100. Patienten behandelt

Uniklinik Erlangen hilft bei schwerer Immunerkrankung: Darauf basiert die außergewöhnliche Therapie

22.9.2023, 15:35 Uhr
Prof. Georg Schett (r.), Direktor der Medizin 3, und Prof. Andreas Mackensen (l.), Direktor der Medizin 5, erkundigen sich bei Stefan K. am Tag der 100. CAR-T-Zell-Infusion am Uniklinikum Erlangen nach seinem Befinden.

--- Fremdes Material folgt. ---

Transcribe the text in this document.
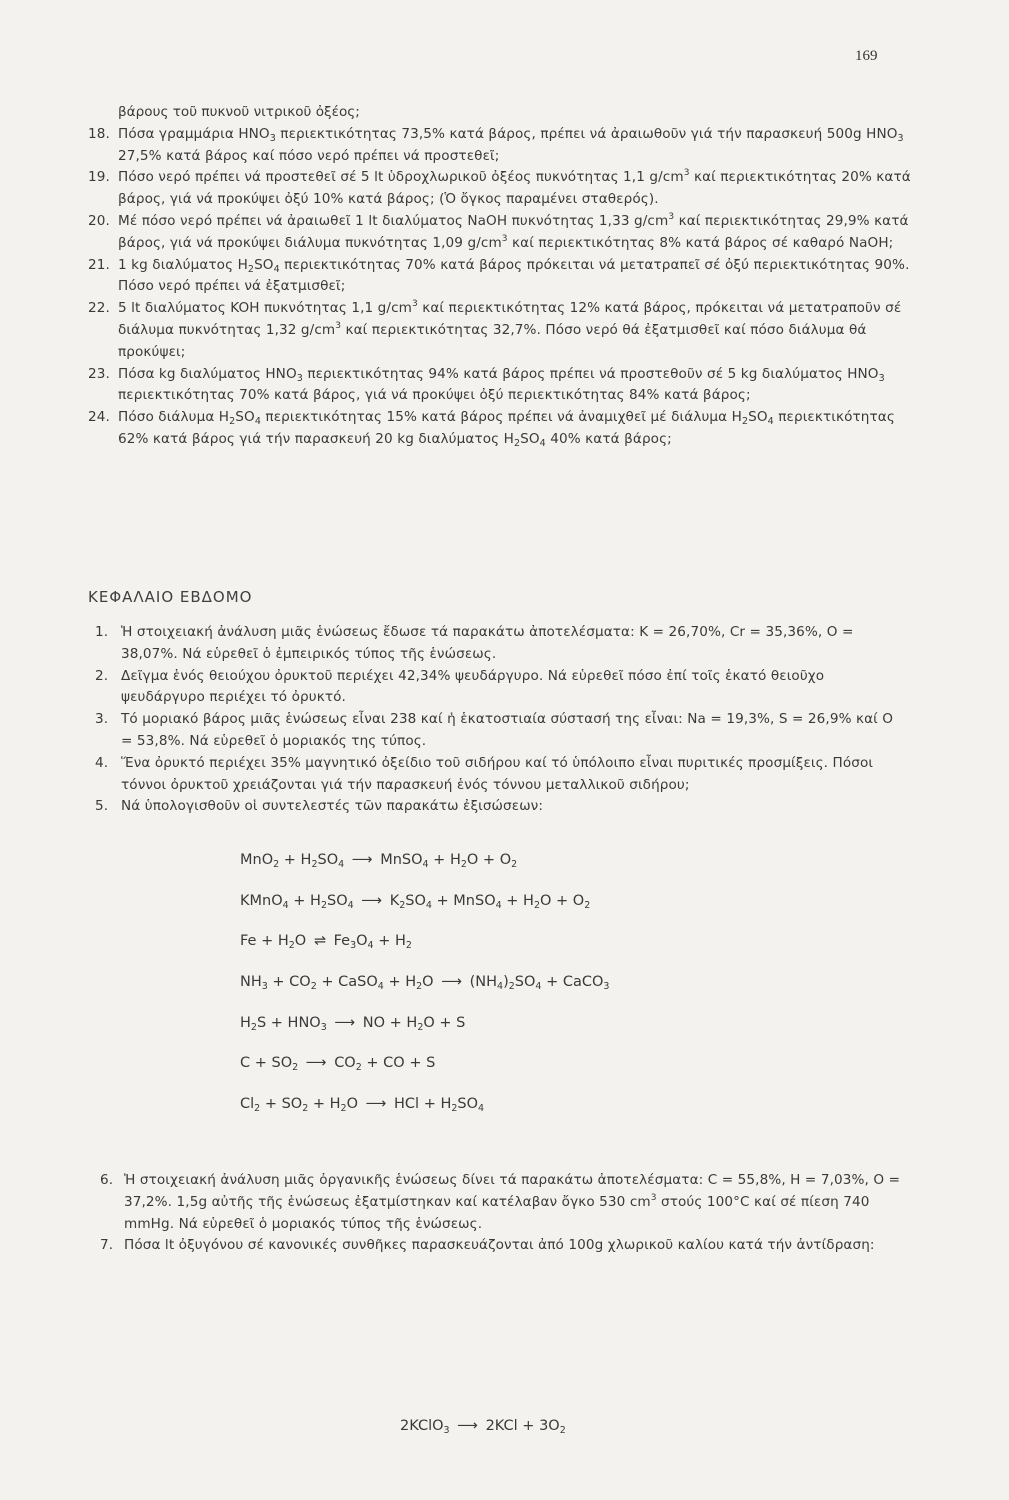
169
βάρους τοῦ πυκνοῦ νιτρικοῦ ὀξέος;
18. Πόσα γραμμάρια $HNO_3$ περιεκτικότητας 73,5% κατά βάρος, πρέπει νά ἀραιωθοῦν γιά τήν παρασκευή 500g $HNO_3$ 27,5% κατά βάρος καί πόσο νερό πρέπει νά προστεθεῖ;
19. Πόσο νερό πρέπει νά προστεθεῖ σέ 5 lt ὑδροχλωρικοῦ ὀξέος πυκνότητας 1,1 $g/cm^3$ καί περιεκτικότητας 20% κατά βάρος, γιά νά προκύψει ὀξύ 10% κατά βάρος; (Ὁ ὄγκος παραμένει σταθερός).
20. Μέ πόσο νερό πρέπει νά ἀραιωθεῖ 1 lt διαλύματος NaOH πυκνότητας 1,33 $g/cm^3$ καί περιεκτικότητας 29,9% κατά βάρος, γιά νά προκύψει διάλυμα πυκνότητας 1,09 $g/cm^3$ καί περιεκτικότητας 8% κατά βάρος σέ καθαρό NaOH;
21. 1 kg διαλύματος $H_2SO_4$ περιεκτικότητας 70% κατά βάρος πρόκειται νά μετατραπεῖ σέ ὀξύ περιεκτικότητας 90%. Πόσο νερό πρέπει νά ἐξατμισθεῖ;
22. 5 lt διαλύματος KOH πυκνότητας 1,1 $g/cm^3$ καί περιεκτικότητας 12% κατά βάρος, πρόκειται νά μετατραποῦν σέ διάλυμα πυκνότητας 1,32 $g/cm^3$ καί περιεκτικότητας 32,7%. Πόσο νερό θά ἐξατμισθεῖ καί πόσο διάλυμα θά προκύψει;
23. Πόσα kg διαλύματος $HNO_3$ περιεκτικότητας 94% κατά βάρος πρέπει νά προστεθοῦν σέ 5 kg διαλύματος $HNO_3$ περιεκτικότητας 70% κατά βάρος, γιά νά προκύψει ὀξύ περιεκτικότητας 84% κατά βάρος;
24. Πόσο διάλυμα $H_2SO_4$ περιεκτικότητας 15% κατά βάρος πρέπει νά ἀναμιχθεῖ μέ διάλυμα $H_2SO_4$ περιεκτικότητας 62% κατά βάρος γιά τήν παρασκευή 20 kg διαλύματος $H_2SO_4$ 40% κατά βάρος;
ΚΕΦΑΛΑΙΟ ΕΒΔΟΜΟ
1. Ἡ στοιχειακή ἀνάλυση μιᾶς ἑνώσεως ἔδωσε τά παρακάτω ἀποτελέσματα: K = 26,70%, Cr = 35,36%, O = 38,07%. Νά εὑρεθεῖ ὁ ἐμπειρικός τύπος τῆς ἑνώσεως.
2. Δεῖγμα ἑνός θειούχου ὀρυκτοῦ περιέχει 42,34% ψευδάργυρο. Νά εὑρεθεῖ πόσο ἐπί τοῖς ἑκατό θειοῦχο ψευδάργυρο περιέχει τό ὀρυκτό.
3. Τό μοριακό βάρος μιᾶς ἑνώσεως εἶναι 238 καί ἡ ἑκατοστιαία σύστασή της εἶναι: Na = 19,3%, S = 26,9% καί O = 53,8%. Νά εὑρεθεῖ ὁ μοριακός της τύπος.
4. Ἕνα ὀρυκτό περιέχει 35% μαγνητικό ὀξείδιο τοῦ σιδήρου καί τό ὑπόλοιπο εἶναι πυριτικές προσμίξεις. Πόσοι τόννοι ὀρυκτοῦ χρειάζονται γιά τήν παρασκευή ἑνός τόννου μεταλλικοῦ σιδήρου;
5. Νά ὑπολογισθοῦν οἱ συντελεστές τῶν παρακάτω ἐξισώσεων:
$MnO_2 + H_2SO_4$ ⟶ MnSO$_4$ + $H_2O + O_2$
KMnO$_4$ + $H_2SO_4$ ⟶ $K_2SO_4$ + MnSO$_4$ + $H_2O + O_2$
$Fe + H_2O$ ⇌ $Fe_3O_4 + H_2$
$NH_3 + CO_2$ + CaSO$_4$ + $H_2O$ ⟶ $(NH_4)_2SO_4$ + CaCO$_3$
$H_2S + HNO_3$ ⟶ NO + $H_2O + S$
$C + SO_2$ ⟶ $CO_2$ + CO + S
$Cl_2 + SO_2 + H_2O$ ⟶ HCl + $H_2SO_4$
6. Ἡ στοιχειακή ἀνάλυση μιᾶς ὀργανικῆς ἑνώσεως δίνει τά παρακάτω ἀποτελέσματα: C = 55,8%, H = 7,03%, O = 37,2%. 1,5g αὐτῆς τῆς ἑνώσεως ἐξατμίστηκαν καί κατέλαβαν ὄγκο 530 $cm^3$ στούς 100°C καί σέ πίεση 740 mmHg. Νά εὑρεθεῖ ὁ μοριακός τύπος τῆς ἑνώσεως.
7. Πόσα lt ὀξυγόνου σέ κανονικές συνθῆκες παρασκευάζονται ἀπό 100g χλωρικοῦ καλίου κατά τήν ἀντίδραση:
2KClO$_3$ ⟶ $2KCl + 3O_2$
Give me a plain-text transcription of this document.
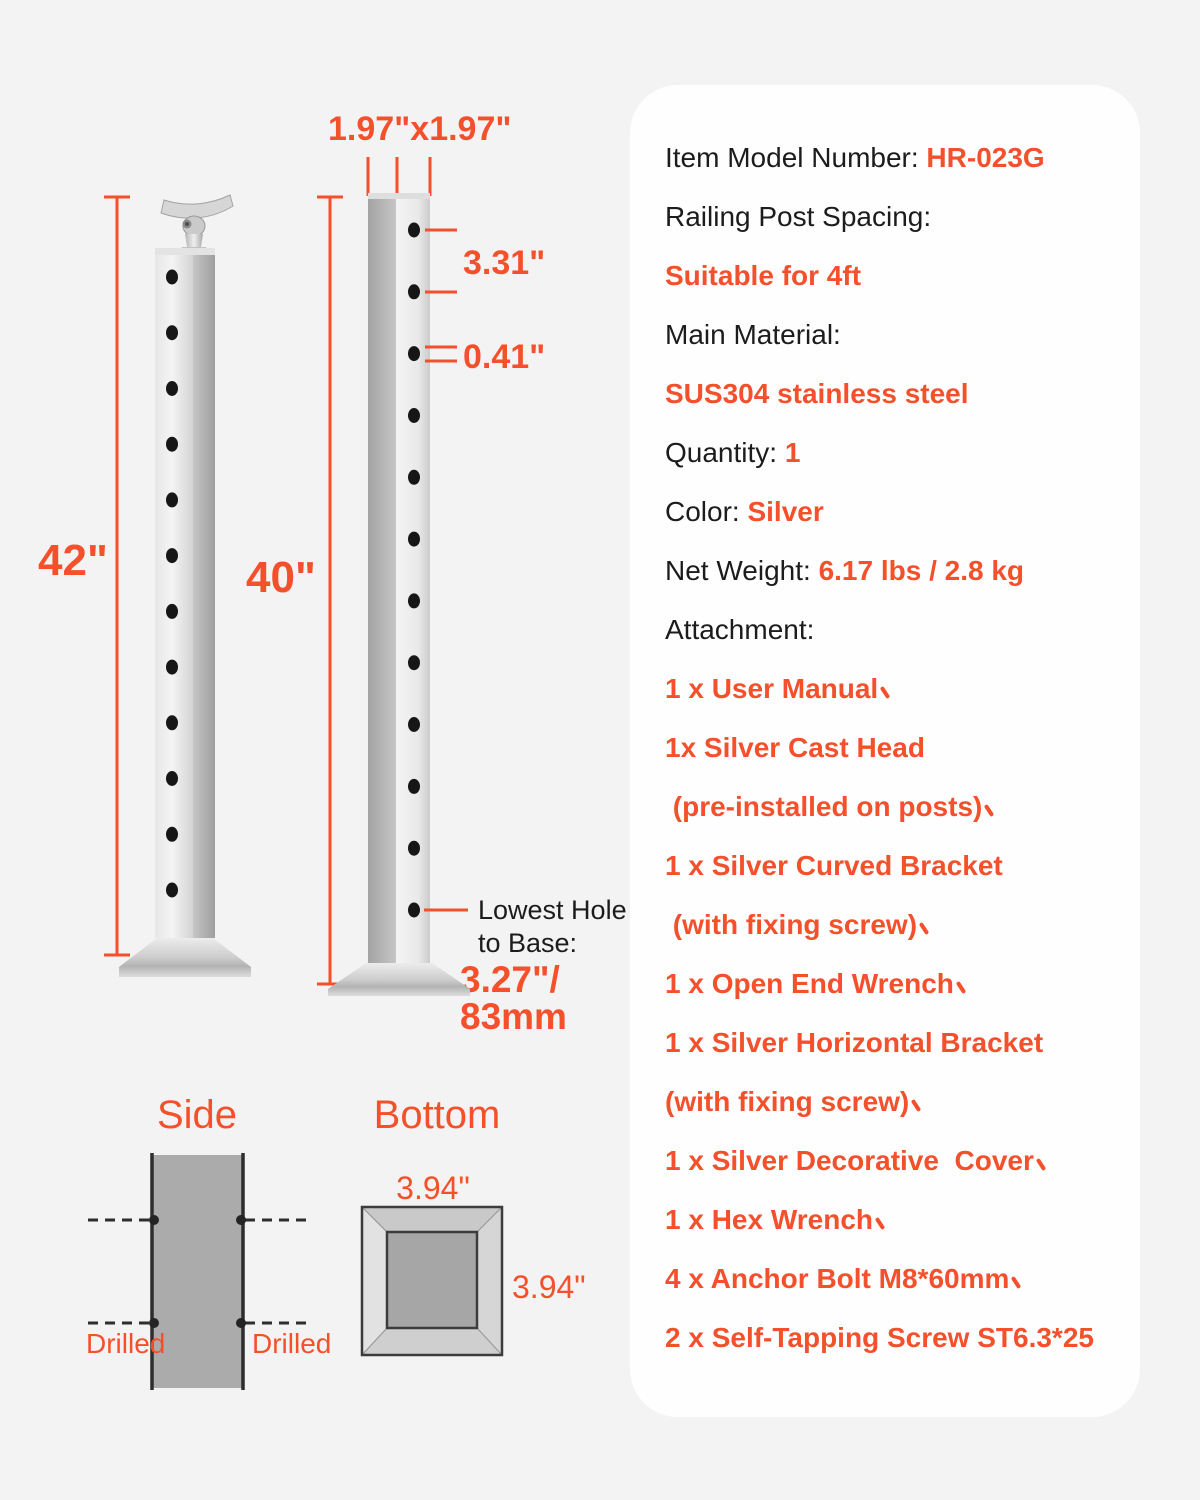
42"
1.97"x1.97"
40"
3.31"
0.41"
Lowest Hole
to Base:
3.27"/
83mm
Side
Drilled	Drilled
Bottom
3.94"
3.94"
Item Model Number: HR-023G
Railing Post Spacing:
Suitable for 4ft
Main Material:
SUS304 stainless steel
Quantity: 1
Color: Silver
Net Weight: 6.17 lbs / 2.8 kg
Attachment:
1 x User Manual
1x Silver Cast Head
(pre-installed on posts)
1 x Silver Curved Bracket
(with fixing screw)
1 x Open End Wrench
1 x Silver Horizontal Bracket
(with fixing screw)
1 x Silver Decorative  Cover
1 x Hex Wrench
4 x Anchor Bolt M8*60mm
2 x Self-Tapping Screw ST6.3*25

© Franziska Männel/Uniklinikum Erlangen Prof. Georg Schett (r.), Direktor der Medizin 3, und Prof. Andreas Mackensen (l.), Direktor der Medizin 5, erkundigen sich bei Stefan K. am Tag der 100. CAR-T-Zell-Infusion am Uniklinikum Erlangen nach seinem Befinden.

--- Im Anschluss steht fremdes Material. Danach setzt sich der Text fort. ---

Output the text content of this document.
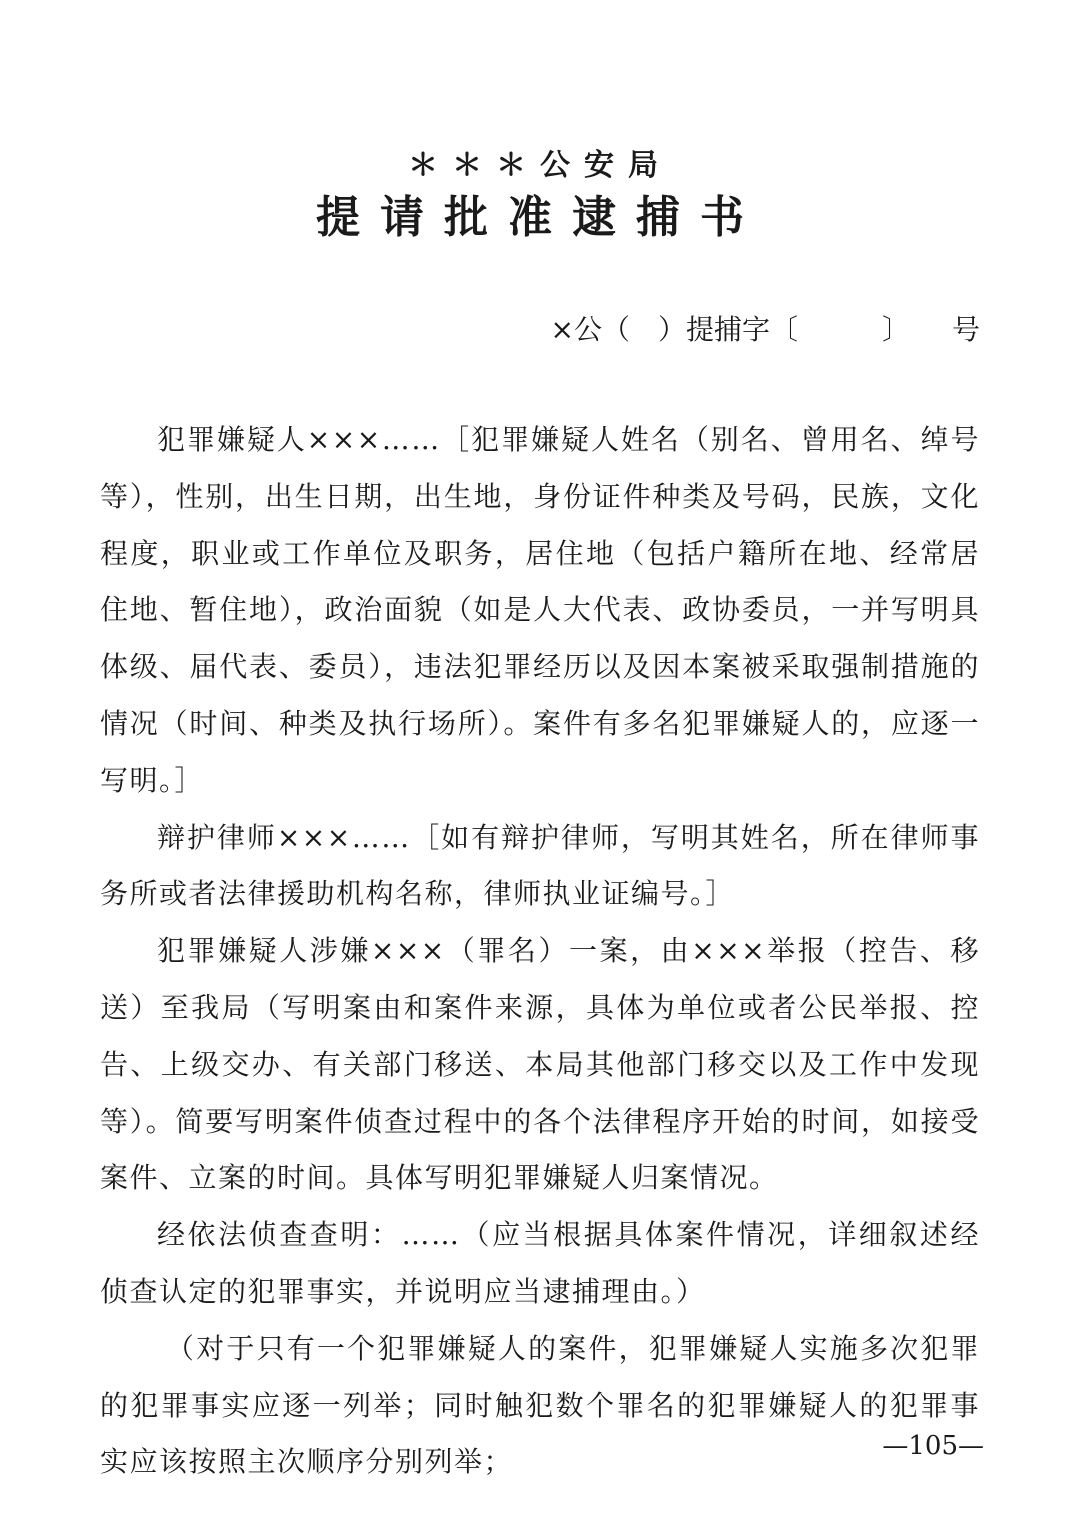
＊＊＊公安局
提请批准逮捕书
×公（　）提捕字〔　　　〕　　号

犯罪嫌疑人×××……［犯罪嫌疑人姓名（别名、曾用名、绰号等），性别，出生日期，出生地，身份证件种类及号码，民族，文化程度，职业或工作单位及职务，居住地（包括户籍所在地、经常居住地、暂住地），政治面貌（如是人大代表、政协委员，一并写明具体级、届代表、委员），违法犯罪经历以及因本案被采取强制措施的情况（时间、种类及执行场所）。案件有多名犯罪嫌疑人的，应逐一写明。］

辩护律师×××……［如有辩护律师，写明其姓名，所在律师事务所或者法律援助机构名称，律师执业证编号。］

犯罪嫌疑人涉嫌×××（罪名）一案，由×××举报（控告、移送）至我局（写明案由和案件来源，具体为单位或者公民举报、控告、上级交办、有关部门移送、本局其他部门移交以及工作中发现等）。简要写明案件侦查过程中的各个法律程序开始的时间，如接受案件、立案的时间。具体写明犯罪嫌疑人归案情况。

经依法侦查查明：……（应当根据具体案件情况，详细叙述经侦查认定的犯罪事实，并说明应当逮捕理由。）

（对于只有一个犯罪嫌疑人的案件，犯罪嫌疑人实施多次犯罪的犯罪事实应逐一列举；同时触犯数个罪名的犯罪嫌疑人的犯罪事实应该按照主次顺序分别列举；	—105—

Stefan K. ist der 100. Patient, der jetzt in der Medizinischen Klinik 5 für Hämatologie und Internistische Onkologie des Uniklinikums Erlangen eine CAR-T-Zell-Therapie erhielt. Der 55-Jährige leidet an der schweren chronischen Autoimmunerkrankung Sklerodermie und wurde deshalb im Rahmen der gemeinsamen klinischen Phase-I-Studie „Castle“ unter Leitung der Medizinischen Klinik 3 – Rheumatologie und Immunologie behandelt.

Alle anderen Therapieoptionen sind bei Stefan K. bereits ausgeschöpft. Die Erlanger Ärztinnen und Ärzte setzten deshalb jetzt auf die „umprogrammierten“ Immunzellen, die eigens für den Patienten in der Medizin 5 des Uniklinikums Erlangen hergestellt und ihm dort verabreicht wurden.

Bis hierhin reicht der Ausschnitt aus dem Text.